For 9 long months, my daughter cried out to me. If she could have spoken, she would have told me what ailed her so. As it was, I went in for visit after visit only to be turned away and given an array of reflux medications. Zantac to start, before even her one month birthday, followed by hundreds of insurance-reimbursed dollars spent on Prevacid solutabs that never worked. Hours and hours I spent reading about acid reflux, visiting the forums, searching for answers for my littlest one that the doctors were not providing for even though it was within their reach all along.
I can describe to you the inner turmoil I felt knowing that my daughter was sick and I could not be home for her. I can describe the endless insomniac nights and the bitter arguments with my husband as a result. I can describe to you the multiple medications that evolved over my head dealing with my postpartum depression. Only now, I can describe it with reason because then there was no reason. I had a child who would not grow like normal children, I though she was high-needs, and the doctors thought that perhaps it was a silent reflux. Give mother the medications, send her home, little Scarlett, my "Rayne", will outgrow this, we're sure.
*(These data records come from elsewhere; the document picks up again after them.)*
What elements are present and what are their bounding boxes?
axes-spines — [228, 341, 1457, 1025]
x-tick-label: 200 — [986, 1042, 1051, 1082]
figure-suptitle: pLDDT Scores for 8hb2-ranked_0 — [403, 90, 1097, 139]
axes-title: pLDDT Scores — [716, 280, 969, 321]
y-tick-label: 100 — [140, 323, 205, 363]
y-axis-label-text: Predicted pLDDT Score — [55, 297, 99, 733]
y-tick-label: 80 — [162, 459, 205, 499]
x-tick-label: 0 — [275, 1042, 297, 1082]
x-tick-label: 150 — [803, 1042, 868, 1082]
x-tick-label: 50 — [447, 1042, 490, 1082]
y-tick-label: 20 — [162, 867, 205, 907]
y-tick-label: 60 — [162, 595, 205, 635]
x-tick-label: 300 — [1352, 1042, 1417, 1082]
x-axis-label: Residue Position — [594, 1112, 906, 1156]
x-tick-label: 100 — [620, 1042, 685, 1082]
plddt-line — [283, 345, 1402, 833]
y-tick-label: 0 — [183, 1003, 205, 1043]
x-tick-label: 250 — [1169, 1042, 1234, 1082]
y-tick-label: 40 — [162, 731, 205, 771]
Don't all fussy babies get better after a few months?
But she didn't outgrow it; in fact, she didn't grow, which in the end was the last straw. Failure to thrive, failure to thrive is what got us admitted to the Barbara Bush Children's Hospital when my baby was two days shy of nine months. That, and the fact that I had quit my full-time, benefit-providing, high-paying job just one week prior. I knew I could not go on at work with my baby's ailments at the fore of my mind. I knew that something needed to be done. Ultimately, I demanded a referral to a gastroenterologist and it was that demand that got us the attention she deserved.
October 7, 2009: We were admitted at the Barbara Bush Children's Hospital in Portland, ME.